Finally, I tried calling Joey.

It rang endlessly. Then it went to voicemail.

“I’m not here, so fuck off,” said my son’s recorded voice.

“Leave him a message,” Bill suggested. “He’ll call back soon, I’m sure.”

But I needed to talk to him NOW.

I called again. And again. On probably the tenth call, I began to hear something.

It was faint, but I could swear I heard Joey’s phone ringing, somewhere in the distance. He must have been squatting out in one of the old barns on the property, where we stored hay and farm equipment.

“It’s raining, Mary,” Bill called after me. He hadn’t heard the ringing.

I kept redialing every time it went to voicemail.

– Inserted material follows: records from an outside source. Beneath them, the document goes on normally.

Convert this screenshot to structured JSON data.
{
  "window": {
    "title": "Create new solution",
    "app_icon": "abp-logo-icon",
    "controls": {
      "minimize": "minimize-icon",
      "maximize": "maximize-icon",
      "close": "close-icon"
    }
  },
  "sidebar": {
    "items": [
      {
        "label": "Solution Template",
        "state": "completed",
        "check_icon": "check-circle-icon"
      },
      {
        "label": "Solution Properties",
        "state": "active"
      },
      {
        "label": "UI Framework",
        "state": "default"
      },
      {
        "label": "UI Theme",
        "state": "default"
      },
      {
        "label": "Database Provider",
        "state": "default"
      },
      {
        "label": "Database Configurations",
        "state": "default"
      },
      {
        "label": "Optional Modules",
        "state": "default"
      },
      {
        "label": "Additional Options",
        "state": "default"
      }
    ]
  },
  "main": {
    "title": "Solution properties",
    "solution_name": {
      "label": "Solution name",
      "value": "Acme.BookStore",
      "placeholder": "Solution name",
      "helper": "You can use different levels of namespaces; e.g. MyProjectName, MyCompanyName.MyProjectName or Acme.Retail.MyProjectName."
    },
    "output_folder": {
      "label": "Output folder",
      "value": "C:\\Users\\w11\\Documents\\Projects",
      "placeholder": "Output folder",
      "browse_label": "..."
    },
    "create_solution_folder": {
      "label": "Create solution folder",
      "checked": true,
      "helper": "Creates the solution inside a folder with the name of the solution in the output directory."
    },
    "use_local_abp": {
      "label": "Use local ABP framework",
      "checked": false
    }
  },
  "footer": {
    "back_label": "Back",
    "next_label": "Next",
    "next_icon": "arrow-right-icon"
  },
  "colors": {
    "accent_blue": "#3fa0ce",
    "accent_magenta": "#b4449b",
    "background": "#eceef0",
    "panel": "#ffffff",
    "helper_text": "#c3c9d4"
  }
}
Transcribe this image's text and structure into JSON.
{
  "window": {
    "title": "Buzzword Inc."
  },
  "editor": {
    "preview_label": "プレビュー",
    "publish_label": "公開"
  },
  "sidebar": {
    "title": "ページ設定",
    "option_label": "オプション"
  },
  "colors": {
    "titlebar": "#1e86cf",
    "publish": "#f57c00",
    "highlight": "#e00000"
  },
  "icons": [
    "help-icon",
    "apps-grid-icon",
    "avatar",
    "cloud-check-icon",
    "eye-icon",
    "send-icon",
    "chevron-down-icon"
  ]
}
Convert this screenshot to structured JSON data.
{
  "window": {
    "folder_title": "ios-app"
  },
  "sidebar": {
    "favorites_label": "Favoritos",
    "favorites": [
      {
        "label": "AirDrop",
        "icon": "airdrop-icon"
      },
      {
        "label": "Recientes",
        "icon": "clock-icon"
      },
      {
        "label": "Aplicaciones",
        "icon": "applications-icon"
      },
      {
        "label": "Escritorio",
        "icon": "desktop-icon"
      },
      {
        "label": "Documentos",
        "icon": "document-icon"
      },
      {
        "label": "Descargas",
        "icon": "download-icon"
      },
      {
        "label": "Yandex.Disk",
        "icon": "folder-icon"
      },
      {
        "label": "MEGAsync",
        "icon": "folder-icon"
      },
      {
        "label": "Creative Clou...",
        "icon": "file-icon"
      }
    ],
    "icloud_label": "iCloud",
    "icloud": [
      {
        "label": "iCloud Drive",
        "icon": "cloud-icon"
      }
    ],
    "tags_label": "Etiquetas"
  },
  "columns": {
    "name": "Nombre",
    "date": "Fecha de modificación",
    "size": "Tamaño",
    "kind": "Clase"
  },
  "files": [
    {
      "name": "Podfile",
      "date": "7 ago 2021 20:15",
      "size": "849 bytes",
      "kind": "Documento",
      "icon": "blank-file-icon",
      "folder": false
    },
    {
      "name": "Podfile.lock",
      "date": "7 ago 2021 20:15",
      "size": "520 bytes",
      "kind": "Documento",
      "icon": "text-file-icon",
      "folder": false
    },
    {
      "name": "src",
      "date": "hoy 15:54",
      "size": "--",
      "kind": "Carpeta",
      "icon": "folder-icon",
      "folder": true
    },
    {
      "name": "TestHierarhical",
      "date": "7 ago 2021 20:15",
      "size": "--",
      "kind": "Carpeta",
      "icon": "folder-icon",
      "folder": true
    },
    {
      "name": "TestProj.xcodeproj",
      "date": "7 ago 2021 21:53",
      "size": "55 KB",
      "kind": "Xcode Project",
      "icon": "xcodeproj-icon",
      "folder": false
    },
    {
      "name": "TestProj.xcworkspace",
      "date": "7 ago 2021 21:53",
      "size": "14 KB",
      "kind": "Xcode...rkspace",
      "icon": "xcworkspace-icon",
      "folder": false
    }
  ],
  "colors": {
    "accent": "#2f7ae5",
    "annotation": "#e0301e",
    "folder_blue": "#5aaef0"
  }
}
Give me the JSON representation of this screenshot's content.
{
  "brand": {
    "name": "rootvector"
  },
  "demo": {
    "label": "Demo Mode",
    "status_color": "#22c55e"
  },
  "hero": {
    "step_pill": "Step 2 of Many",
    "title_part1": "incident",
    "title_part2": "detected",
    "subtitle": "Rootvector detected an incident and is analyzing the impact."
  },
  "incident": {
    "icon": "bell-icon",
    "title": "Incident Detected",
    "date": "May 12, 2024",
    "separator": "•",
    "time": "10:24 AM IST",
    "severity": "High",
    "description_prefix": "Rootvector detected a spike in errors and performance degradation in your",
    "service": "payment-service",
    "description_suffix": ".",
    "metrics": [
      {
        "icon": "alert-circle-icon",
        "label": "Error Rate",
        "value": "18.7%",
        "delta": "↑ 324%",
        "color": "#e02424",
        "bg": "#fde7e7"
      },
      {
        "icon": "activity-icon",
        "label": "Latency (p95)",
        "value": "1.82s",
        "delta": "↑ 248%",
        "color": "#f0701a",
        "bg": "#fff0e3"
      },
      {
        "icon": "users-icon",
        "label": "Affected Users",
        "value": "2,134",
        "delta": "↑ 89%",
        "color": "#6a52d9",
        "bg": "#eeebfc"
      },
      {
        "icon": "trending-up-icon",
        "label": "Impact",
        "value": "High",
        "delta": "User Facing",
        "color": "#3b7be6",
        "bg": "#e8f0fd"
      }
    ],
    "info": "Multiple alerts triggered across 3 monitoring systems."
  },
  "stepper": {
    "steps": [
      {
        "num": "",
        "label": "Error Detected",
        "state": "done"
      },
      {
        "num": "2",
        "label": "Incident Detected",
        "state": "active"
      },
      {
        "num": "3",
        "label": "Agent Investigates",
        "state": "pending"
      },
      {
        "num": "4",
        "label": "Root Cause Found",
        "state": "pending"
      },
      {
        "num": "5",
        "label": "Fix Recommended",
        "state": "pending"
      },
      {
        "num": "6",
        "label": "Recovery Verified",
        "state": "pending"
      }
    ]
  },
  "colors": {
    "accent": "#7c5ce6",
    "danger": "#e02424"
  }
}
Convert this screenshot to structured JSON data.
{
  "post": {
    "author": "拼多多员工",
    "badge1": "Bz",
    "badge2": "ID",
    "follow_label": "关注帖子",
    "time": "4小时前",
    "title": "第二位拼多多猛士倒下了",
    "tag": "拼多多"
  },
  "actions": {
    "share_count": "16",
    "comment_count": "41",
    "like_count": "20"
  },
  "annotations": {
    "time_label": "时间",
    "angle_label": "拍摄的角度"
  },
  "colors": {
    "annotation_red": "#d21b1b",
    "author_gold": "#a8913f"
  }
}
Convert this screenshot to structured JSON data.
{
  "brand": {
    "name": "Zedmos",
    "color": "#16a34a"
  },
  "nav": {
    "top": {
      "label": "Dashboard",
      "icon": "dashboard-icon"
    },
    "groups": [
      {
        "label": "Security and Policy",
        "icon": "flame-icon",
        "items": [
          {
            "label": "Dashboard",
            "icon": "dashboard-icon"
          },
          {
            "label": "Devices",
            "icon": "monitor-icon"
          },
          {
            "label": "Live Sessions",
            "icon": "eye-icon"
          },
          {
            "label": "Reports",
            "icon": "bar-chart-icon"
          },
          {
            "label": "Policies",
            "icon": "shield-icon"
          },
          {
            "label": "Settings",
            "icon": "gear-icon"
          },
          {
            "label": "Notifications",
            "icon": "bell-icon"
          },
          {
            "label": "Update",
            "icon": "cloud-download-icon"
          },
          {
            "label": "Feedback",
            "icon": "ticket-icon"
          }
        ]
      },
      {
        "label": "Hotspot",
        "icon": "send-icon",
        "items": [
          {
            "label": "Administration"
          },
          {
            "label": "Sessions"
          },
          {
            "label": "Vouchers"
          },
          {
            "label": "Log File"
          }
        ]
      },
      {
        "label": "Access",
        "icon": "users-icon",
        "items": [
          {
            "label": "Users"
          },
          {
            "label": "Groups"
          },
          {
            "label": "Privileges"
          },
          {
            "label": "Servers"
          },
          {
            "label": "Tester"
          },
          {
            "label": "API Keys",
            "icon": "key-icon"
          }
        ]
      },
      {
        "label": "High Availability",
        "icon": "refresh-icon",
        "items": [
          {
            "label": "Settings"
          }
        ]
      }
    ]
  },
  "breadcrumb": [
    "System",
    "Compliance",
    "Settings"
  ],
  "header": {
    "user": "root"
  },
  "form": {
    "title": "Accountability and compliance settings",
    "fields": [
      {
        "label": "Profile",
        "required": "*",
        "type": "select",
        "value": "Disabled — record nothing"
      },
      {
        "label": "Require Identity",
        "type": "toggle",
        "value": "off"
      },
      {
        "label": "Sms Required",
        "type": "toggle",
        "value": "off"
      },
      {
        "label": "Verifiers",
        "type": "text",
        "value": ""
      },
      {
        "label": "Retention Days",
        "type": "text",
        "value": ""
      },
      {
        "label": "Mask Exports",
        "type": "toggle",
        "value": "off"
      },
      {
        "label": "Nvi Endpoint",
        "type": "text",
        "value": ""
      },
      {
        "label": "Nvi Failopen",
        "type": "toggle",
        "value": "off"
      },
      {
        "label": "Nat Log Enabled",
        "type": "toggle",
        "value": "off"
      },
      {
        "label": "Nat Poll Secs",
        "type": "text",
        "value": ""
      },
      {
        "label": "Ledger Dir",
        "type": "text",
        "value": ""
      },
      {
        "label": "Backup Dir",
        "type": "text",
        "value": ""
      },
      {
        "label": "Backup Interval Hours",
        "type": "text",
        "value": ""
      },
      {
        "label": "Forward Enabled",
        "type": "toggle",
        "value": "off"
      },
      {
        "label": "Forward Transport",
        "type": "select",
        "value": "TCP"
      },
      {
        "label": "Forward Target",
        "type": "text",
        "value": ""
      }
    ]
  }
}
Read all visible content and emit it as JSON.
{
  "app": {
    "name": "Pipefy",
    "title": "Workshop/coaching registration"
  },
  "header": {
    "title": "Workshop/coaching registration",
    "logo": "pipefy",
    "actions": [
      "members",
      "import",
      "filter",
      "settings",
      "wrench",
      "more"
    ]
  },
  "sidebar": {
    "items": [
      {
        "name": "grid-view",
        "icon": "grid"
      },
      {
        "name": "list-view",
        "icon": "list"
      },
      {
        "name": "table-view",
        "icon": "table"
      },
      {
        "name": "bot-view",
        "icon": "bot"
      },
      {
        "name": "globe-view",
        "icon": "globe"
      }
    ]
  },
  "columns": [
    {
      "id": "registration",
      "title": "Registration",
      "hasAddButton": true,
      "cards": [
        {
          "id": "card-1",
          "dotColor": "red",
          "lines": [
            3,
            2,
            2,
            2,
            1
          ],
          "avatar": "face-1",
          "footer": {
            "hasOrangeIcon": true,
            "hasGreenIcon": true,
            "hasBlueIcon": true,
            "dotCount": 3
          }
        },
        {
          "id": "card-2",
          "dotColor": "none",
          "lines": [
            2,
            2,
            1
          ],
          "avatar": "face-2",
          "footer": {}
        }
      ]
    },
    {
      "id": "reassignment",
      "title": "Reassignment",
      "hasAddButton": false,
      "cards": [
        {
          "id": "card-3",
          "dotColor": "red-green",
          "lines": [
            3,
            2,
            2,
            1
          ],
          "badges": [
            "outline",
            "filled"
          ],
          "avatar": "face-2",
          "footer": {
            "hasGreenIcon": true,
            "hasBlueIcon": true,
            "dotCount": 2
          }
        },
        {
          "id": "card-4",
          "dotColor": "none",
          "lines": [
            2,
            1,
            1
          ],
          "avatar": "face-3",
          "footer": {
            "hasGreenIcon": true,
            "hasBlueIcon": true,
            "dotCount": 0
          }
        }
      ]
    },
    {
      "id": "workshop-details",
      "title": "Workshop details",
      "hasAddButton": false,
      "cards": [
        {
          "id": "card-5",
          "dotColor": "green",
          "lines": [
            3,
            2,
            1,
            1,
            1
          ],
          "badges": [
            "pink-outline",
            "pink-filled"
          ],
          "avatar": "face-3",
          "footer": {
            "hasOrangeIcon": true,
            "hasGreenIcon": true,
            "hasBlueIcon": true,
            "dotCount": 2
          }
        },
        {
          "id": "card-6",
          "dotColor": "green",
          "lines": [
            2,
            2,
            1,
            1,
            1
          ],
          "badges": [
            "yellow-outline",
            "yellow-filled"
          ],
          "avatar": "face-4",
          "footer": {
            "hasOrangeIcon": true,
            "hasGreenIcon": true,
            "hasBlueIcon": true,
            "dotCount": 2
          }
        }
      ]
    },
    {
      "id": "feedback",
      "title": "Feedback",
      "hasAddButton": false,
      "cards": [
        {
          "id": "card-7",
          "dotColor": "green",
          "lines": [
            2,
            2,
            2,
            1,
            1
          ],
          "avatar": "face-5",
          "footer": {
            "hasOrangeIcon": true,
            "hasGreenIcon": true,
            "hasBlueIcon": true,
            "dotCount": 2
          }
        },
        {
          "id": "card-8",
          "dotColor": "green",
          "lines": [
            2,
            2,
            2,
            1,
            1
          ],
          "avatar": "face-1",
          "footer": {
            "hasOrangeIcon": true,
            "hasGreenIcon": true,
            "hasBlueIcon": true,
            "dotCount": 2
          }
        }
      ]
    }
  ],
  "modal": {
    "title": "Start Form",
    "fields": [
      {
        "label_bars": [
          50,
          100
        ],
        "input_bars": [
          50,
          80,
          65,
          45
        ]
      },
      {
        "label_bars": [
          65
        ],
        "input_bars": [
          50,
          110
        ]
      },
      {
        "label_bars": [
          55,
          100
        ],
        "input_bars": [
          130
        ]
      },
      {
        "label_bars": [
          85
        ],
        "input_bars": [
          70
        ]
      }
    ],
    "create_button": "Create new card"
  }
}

I followed it backward and forward across the horse paddocks, louder here, quieter there, listening intently to discover where it was coming from. I expected to be drawn toward one of the barns, but instead I found myself circling back, over and over, to a specific spot in the middle of an empty field.

To some freshly churned soil where Bill had been planning to plant.

I dialed again, and lowered my ear to the dirt. I could hear the phone ringing. Louder than anywhere else.

Bill, I saw, had caught up to me.

“Bill…” I began, my voice shaky. “Did you…?”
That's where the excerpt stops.